The perceived availability of drugs was also something students were surveyed on. 

Despite opioids seeing the largest increase in use between 2021 and 2023, they remained the most difficult drug to obtain, according to students.

27% of Ontario students between grades 7 and 12 said that it would be “fairly easy” or “very easy” to obtain opioids. 45% said the same about cannabis, 48% about cigarettes, and 67% said it would be “fairly easy” or “very easy” to obtain vaped or e-cigarettes, mirrored by an equal 67% that said the same of alcohol. 
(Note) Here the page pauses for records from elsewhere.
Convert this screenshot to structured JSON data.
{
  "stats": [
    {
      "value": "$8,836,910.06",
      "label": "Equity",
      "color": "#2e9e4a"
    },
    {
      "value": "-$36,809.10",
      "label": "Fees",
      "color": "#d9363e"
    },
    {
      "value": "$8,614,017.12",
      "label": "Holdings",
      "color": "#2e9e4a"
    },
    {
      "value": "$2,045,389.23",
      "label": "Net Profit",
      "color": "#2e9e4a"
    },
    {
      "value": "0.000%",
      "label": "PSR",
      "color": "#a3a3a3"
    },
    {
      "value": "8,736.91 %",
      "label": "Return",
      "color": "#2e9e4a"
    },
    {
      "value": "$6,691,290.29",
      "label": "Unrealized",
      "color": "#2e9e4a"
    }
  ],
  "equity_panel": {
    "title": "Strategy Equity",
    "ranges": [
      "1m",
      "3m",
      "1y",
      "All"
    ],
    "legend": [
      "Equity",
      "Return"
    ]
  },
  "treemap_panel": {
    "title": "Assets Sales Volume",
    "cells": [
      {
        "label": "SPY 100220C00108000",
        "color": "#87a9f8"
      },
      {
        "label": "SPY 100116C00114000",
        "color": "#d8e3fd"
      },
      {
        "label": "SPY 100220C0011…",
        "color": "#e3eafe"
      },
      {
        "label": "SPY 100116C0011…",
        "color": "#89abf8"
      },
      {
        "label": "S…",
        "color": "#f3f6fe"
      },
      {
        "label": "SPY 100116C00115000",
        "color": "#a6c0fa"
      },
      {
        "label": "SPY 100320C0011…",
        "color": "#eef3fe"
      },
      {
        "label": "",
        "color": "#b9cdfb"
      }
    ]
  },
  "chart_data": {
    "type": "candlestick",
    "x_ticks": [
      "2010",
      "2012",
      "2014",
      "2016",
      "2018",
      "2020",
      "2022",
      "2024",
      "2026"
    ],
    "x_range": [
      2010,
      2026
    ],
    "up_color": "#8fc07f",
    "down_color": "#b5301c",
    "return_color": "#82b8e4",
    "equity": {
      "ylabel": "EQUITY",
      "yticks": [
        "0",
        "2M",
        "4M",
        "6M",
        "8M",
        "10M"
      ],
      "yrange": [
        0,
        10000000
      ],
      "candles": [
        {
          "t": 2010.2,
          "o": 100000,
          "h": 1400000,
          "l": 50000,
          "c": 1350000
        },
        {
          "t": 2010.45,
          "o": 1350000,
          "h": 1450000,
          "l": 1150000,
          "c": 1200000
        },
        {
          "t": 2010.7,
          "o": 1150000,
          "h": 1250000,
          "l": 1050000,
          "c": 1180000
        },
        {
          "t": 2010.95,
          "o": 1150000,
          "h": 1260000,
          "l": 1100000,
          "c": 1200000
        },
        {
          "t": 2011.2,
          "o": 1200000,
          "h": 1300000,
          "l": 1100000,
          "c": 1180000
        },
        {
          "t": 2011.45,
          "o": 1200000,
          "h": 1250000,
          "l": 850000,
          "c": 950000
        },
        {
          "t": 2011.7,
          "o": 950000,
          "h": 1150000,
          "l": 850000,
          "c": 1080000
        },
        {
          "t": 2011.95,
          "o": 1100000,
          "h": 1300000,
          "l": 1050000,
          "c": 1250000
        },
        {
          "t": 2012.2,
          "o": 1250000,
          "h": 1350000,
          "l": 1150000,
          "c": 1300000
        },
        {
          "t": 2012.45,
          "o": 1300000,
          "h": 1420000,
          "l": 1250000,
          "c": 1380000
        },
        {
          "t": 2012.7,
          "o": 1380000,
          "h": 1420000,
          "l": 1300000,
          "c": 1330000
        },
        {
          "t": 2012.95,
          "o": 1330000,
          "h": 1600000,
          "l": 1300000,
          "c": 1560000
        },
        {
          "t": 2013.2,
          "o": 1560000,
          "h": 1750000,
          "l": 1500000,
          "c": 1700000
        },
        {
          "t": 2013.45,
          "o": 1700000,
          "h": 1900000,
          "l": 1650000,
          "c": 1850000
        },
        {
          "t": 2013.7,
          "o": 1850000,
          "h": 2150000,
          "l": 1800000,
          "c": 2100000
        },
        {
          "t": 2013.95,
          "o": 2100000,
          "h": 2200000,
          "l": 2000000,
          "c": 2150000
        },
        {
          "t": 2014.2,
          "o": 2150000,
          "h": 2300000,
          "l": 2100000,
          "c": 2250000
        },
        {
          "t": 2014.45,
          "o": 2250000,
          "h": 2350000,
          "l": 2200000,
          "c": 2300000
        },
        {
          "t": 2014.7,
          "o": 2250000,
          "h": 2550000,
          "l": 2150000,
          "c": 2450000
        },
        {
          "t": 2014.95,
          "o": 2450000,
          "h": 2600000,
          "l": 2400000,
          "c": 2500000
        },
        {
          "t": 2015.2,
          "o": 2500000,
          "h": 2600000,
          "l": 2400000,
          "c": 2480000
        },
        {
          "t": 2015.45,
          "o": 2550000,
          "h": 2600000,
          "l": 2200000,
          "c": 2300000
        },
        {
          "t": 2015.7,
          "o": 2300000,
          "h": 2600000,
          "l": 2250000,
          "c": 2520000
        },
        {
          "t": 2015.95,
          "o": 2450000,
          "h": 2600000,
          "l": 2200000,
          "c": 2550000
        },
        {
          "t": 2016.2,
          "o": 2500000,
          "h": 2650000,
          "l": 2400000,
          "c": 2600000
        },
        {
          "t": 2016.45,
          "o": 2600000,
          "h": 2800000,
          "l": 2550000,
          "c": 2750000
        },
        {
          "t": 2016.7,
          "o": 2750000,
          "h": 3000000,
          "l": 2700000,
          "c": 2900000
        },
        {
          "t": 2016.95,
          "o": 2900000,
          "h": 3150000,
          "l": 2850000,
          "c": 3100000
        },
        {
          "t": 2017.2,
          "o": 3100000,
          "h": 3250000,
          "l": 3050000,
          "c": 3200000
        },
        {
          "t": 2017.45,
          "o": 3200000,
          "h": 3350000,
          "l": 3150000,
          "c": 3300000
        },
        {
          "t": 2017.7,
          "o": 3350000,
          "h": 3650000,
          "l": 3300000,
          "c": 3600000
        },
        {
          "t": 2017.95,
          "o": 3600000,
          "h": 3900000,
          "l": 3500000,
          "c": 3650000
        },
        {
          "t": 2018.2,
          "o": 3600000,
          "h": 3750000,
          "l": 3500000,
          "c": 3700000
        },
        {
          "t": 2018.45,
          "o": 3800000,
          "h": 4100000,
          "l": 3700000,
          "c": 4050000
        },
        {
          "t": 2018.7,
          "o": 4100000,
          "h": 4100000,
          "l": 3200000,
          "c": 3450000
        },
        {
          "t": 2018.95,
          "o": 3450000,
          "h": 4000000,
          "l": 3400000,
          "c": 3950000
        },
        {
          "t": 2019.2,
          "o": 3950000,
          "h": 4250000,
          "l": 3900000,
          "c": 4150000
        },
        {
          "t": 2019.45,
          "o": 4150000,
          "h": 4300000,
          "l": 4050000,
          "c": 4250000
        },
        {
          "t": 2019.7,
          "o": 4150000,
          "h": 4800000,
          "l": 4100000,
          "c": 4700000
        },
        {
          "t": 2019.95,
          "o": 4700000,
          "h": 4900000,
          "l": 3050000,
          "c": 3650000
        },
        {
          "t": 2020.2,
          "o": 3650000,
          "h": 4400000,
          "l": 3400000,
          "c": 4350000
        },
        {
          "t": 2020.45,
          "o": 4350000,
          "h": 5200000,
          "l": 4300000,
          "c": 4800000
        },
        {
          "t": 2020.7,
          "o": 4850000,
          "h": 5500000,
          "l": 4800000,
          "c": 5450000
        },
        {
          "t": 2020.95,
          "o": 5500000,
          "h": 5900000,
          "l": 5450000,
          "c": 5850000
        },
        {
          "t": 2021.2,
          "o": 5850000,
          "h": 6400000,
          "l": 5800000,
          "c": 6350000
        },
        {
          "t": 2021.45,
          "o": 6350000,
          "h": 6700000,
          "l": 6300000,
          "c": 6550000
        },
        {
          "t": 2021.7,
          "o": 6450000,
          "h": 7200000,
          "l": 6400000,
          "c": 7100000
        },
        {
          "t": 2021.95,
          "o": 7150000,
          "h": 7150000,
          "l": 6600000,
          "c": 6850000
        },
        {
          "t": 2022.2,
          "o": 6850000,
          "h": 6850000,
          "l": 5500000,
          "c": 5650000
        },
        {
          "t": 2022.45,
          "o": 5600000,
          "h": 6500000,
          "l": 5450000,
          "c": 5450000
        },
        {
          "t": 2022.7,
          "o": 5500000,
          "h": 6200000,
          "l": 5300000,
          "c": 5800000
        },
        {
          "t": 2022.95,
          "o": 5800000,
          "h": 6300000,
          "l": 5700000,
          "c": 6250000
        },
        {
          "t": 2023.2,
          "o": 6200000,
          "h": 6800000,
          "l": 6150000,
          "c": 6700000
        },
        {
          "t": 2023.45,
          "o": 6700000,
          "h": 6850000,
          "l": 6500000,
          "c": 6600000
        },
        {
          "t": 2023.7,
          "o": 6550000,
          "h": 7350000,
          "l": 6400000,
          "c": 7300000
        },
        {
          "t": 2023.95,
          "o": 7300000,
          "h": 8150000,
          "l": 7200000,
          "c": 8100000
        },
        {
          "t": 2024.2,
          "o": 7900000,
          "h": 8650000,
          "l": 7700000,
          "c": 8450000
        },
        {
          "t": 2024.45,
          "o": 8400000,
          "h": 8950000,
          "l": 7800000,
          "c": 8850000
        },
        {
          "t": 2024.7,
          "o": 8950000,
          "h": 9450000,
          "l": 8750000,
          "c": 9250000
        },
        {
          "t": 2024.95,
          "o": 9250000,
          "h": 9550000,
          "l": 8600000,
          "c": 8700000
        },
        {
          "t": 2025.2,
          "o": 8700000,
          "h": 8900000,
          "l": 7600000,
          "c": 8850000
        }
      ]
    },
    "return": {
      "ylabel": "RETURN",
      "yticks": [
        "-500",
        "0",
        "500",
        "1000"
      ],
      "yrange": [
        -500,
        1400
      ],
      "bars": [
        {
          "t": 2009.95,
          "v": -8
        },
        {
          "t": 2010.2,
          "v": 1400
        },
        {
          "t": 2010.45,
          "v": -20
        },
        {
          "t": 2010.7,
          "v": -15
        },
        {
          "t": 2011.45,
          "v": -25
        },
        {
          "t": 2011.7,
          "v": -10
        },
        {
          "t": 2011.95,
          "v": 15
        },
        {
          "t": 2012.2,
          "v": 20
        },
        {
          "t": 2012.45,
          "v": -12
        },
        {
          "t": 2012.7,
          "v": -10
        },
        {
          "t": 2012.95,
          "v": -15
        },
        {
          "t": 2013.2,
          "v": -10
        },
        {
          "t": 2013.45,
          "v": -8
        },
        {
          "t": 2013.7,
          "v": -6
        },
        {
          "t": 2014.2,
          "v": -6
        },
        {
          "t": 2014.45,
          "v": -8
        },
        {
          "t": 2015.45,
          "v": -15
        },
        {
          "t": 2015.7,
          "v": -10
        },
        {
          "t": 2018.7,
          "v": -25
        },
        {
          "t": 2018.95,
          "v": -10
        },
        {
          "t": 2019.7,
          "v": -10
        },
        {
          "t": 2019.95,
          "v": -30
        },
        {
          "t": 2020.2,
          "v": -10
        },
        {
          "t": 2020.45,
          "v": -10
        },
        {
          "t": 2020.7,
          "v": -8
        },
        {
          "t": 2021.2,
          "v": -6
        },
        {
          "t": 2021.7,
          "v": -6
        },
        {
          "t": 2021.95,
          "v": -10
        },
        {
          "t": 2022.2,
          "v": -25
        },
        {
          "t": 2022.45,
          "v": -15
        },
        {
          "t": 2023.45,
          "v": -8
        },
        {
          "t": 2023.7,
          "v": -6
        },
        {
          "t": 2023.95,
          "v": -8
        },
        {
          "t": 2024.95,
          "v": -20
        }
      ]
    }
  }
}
The Ontario Drug Use and Health Survey began tracking opioid usage for students between grades 7 and 12 in 2007 when 20.6% of students had used it at least once during the last year. This continually decreased and reached its lowest rate in 2015, at 10%. It then increased to 10.6% in 2017 and followed increases every year thereafter.

In 2016, London, Ontario became Canada’s first city to have an official safe supply facility

In 2015, 728 Ontarians died of opioid-related mortality. This number increased every year until 2021 when 2,858 Ontarians died of using opioids. In 2022, the number fell slightly to 2,531. However, death data for 2022, the most recent year provided by Public Health Ontario, is preliminary and subject to change.

42.2% of students between grades 7 to 12 in Ontario report using no drugs or alcohol at all during the past year.